There’s a lot of information about customer retention strategy and how to reward loyalty to keep high-value customers. Using certain strategies can tell us more about customer satisfaction. One option is looking at the effectiveness and response to specific promotions, such as coupons or seasonal sales.

Some types of promotions that could help measure customer satisfaction include:

  • Discounts on products they’ve purchased before. If lots of customers take advantage of a sale, you know they were happy enough with their initial purchase to buy it again. The discount just gives them extra incentive.

  • Channel-exclusive discounts. Social media followers usually connect with a brand on social media when they like the product or want to engage with a company. For this reason, offering promotions exclusively for a company’s social media fan base can help determine that particular audience’s overall customer experience, as well as increase engagement.
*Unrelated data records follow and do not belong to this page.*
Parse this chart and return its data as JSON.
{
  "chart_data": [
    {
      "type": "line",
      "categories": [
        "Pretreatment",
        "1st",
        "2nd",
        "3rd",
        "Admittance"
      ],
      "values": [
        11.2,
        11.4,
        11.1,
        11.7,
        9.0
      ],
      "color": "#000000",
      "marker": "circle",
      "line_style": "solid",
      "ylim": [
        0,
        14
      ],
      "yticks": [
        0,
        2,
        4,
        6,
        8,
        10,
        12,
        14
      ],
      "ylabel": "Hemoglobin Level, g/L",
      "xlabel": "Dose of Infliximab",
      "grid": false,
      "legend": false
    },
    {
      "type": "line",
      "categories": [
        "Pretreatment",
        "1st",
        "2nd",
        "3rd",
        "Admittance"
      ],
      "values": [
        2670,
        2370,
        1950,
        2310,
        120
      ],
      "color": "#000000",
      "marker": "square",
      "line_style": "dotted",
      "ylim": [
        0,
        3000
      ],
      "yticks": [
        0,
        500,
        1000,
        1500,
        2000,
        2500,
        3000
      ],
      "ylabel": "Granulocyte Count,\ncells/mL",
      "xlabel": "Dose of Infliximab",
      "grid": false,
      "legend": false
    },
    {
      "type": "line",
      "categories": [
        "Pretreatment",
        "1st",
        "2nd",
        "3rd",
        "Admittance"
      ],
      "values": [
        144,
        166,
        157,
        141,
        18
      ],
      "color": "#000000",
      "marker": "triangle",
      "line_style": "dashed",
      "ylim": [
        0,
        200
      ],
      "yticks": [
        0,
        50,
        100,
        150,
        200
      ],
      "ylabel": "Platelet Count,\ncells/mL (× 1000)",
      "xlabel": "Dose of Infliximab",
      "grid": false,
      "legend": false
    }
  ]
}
This can be done with an email marketing campaign as well.

  • Referral or affiliate promotions. In most cases, the more likely a customer is to recommend your product or service to their network, the higher their enthusiasm for your brand.

These promotions can help you track how your existing customer base feels about your products. By letting their wallets speak for how happy they are, you’re able to gauge satisfaction without trying to get them to complete a survey.

No matter how you measure customer satisfaction, it’s important to consistently review what the mentions, sales, and communications actually mean. A monthly overall data analysis will go a long way toward helping you figure out what gives you the best overall picture of how happy your customers are.

You can look at each area to determine trends, which campaigns are most effective, and what seems to be working to increase overall customer satisfaction. From there, you can work with other departments on additional phases, including which processes to improve, the products or services that need tweaks, what you should stop selling, and how your overall brand sentiment relates to sales and conversions.